Governo Trump impõe proibição à importação de novos robôs humanóides e inversores de energia chineses para resguardar a indústria de inteligência artificial dos EUA e proteger contra ameaças cibernéticas.
Trump fecha portas para robôs chineses e fortalece escudo tecnológico americano
Na reta final de seu mandato, Donald Trump endurece o jogo contra a China ao barrar a importação de robôs humanóides e inversores de energia chineses, numa clara manobra para blindar o desenvolvimento da inteligência artificial americana. A Comissão Federal de Comunicações (FCC) anunciou nesta terça-feira medidas que, além de proteger a segurança nacional contra ameaças cibernéticas e espionagem, buscam repatriar a produção de tecnologias consideradas estratégicas.
Corte nas importações visa conter espionagem e roubo de dados
A proibição atinge especificamente modelos de robôs equipados com IA e inversores essenciais para integração de energia renovável e data centers, setores em rápida expansão nos EUA. A FCC alerta que esses dispositivos podem abrir brechas graves na cadeia produtiva e oferecer riscos à infraestrutura crítica americana, facilitando vigilância e controle remoto por agentes mal-intencionados ligados ao Estado chinês.
Pressão para trazer indústria de volta e evitar dependência estratégica
Por trás da medida, está também a intenção clara de reduzir a dependência de suprimentos chineses, evitando repetir a vulnerabilidade exposta no controle sobre minerais de terras raras. O governo americano quer estimular empresas a transferirem fabricação para solo nacional, reforçando a soberania tecnológica e a segurança econômica do país.
Unitree e outras líderes do setor na mira das sanções
A fabricante chinesa Unitree, com grande fatia do mercado global de robôs humanóides, figura na lista do Pentágono de empresas supostamente ligadas às Forças Armadas chinesas, o que prenuncia endurecimento futuro das ações americanas. Parcerias como a com a Nvidia, que forneceria chips para os robôs, não foram suficientes para afastar a sanção, evidenciando o clima de desconfiança crescente.
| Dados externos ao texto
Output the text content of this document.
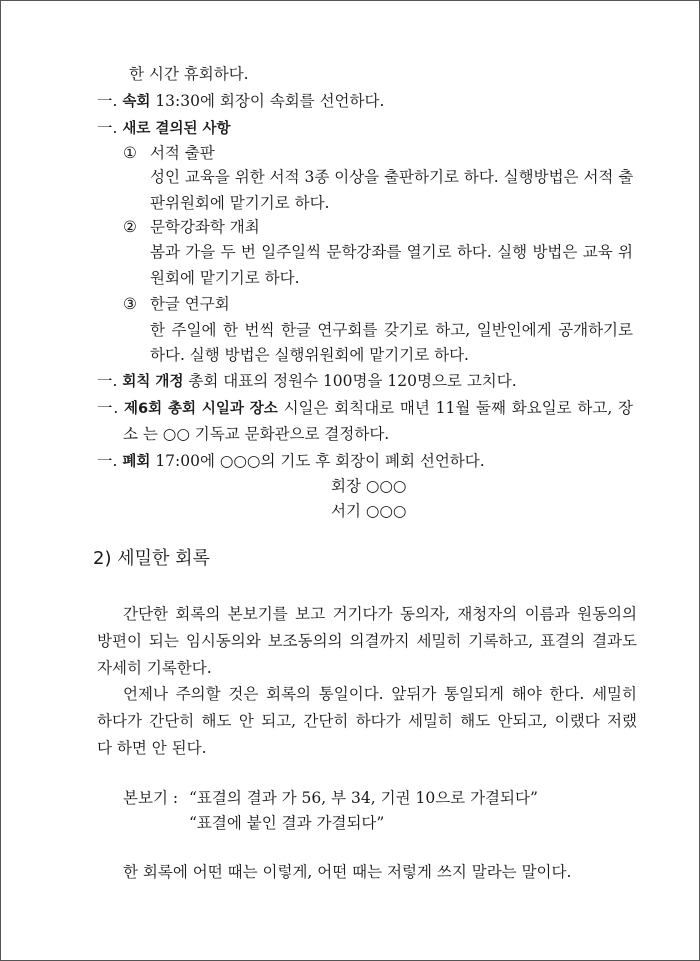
한 시간 휴회하다.
一. 속회 13:30에 회장이 속회를 선언하다.
一. 새로 결의된 사항
① 서적 출판
성인 교육을 위한 서적 3종 이상을 출판하기로 하다. 실행방법은 서적 출
판위원회에 맡기기로 하다.
② 문학강좌학 개최
봄과 가을 두 번 일주일씩 문학강좌를 열기로 하다. 실행 방법은 교육 위
원회에 맡기기로 하다.
③ 한글 연구회
한 주일에 한 번씩 한글 연구회를 갖기로 하고, 일반인에게 공개하기로
하다. 실행 방법은 실행위원회에 맡기기로 하다.
一. 회칙 개정 총회 대표의 정원수 100명을 120명으로 고치다.
一. 제6회 총회 시일과 장소 시일은 회칙대로 매년 11월 둘째 화요일로 하고, 장
소 는 ○○ 기독교 문화관으로 결정하다.
一. 폐회 17:00에 ○○○의 기도 후 회장이 폐회 선언하다.
회장 ○○○
서기 ○○○
2) 세밀한 회록
간단한 회록의 본보기를 보고 거기다가 동의자, 재청자의 이름과 원동의의
방편이 되는 임시동의와 보조동의의 의결까지 세밀히 기록하고, 표결의 결과도
자세히 기록한다.
언제나 주의할 것은 회록의 통일이다. 앞뒤가 통일되게 해야 한다. 세밀히
하다가 간단히 해도 안 되고, 간단히 하다가 세밀히 해도 안되고, 이랬다 저랬
다 하면 안 된다.
본보기 : “표결의 결과 가 56, 부 34, 기권 10으로 가결되다”
“표결에 붙인 결과 가결되다”
한 회록에 어떤 때는 이렇게, 어떤 때는 저렇게 쓰지 말라는 말이다.
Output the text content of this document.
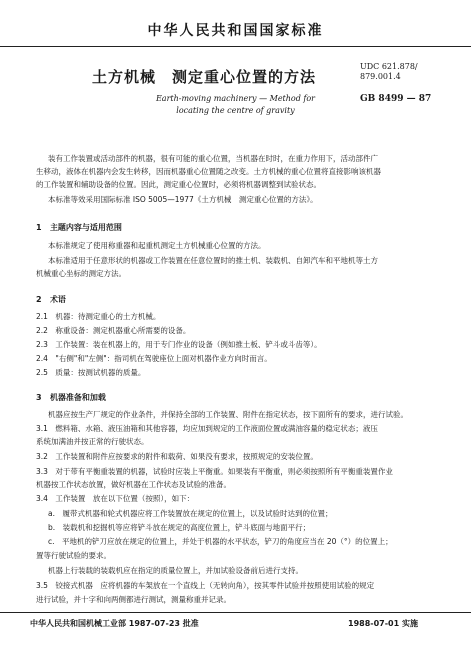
中华人民共和国国家标准
土方机械　测定重心位置的方法
UDC 621.878/
879.001.4
GB 8499 — 87
Earth-moving machinery — Method for
locating the centre of gravity
装有工作装置或活动部件的机器，很有可能的重心位置，当机器在时时，在重力作用下，活动部件广
生移动，液体在机器内会发生转移，因而机器重心位置随之改变。土方机械的重心位置将直接影响该机器
的工作装置和辅助设备的位置。因此，测定重心位置时，必须将机器调整到试验状态。
本标准等效采用国际标准 ISO 5005—1977《土方机械　测定重心位置的方法》。
1 主题内容与适用范围
本标准规定了使用称重器和起重机测定土方机械重心位置的方法。
本标准适用于任意形状的机器或工作装置在任意位置时的推土机、装载机、自卸汽车和平地机等土方
机械重心坐标的测定方法。
2 术语
2.1　机器：待测定重心的土方机械。
2.2　称重设备：测定机器重心所需要的设备。
2.3　工作装置：装在机器上的，用于专门作业的设备（例如推土板、铲斗或斗齿等）。
2.4　"右侧"和"左侧"：指司机在驾驶座位上面对机器作业方向时而言。
2.5　质量：按测试机器的质量。
3 机器准备和加载
机器应按生产厂规定的作业条件，并保持全部的工作装置、附件在指定状态，按下面所有的要求，进行试验。
3.1　燃料箱、水箱、液压油箱和其他容器，均应加到规定的工作液面位置或满油容量的稳定状态；液压
系统加满油并按正常的行驶状态。
3.2　工作装置和附件应按要求的附件和载荷、如果没有要求，按照规定的安装位置。
3.3　对于带有平衡重装置的机器，试验时应装上平衡重。如果装有平衡重，则必须按照所有平衡重装置作业
机器按工作状态放置，做好机器在工作状态及试验的准备。
3.4　工作装置　放在以下位置（按照），如下：
a.　履带式机器和轮式机器应将工作装置放在规定的位置上，以及试验时达到的位置；
b.　装载机和挖掘机等应将铲斗放在规定的高度位置上，铲斗底面与地面平行；
c.　平地机的铲刀应放在规定的位置上，并处于机器的水平状态，铲刀的角度应当在 20（°）的位置上；
置等行驶试验的要求。
机器上行装载的装载机应在指定的质量位置上，并加试验设备前后进行支持。
3.5　铰接式机器　应将机器的车架放在一个直线上（无转向角），按其零件试验并按照使用试验的规定
进行试验，并十字和向两侧都进行测试，测量称重并记录。
中华人民共和国机械工业部 1987-07-23 批准	1988-07-01 实施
Impacto e desdobramentos esperados
Enquanto a FCC mantém o foco em proteger cadeias de suprimentos críticas, outras empresas não chinesas devem ser poupadas das restrições, numa tentativa de preservar o equilíbrio tecnológico americano. A embaixada da China em Washington ainda não se manifestou, mas a escalada nas medidas comerciais e tecnológicas entre as duas potências promete tensão aumentada e um cenário de competição acirrada na corrida pela liderança em IA.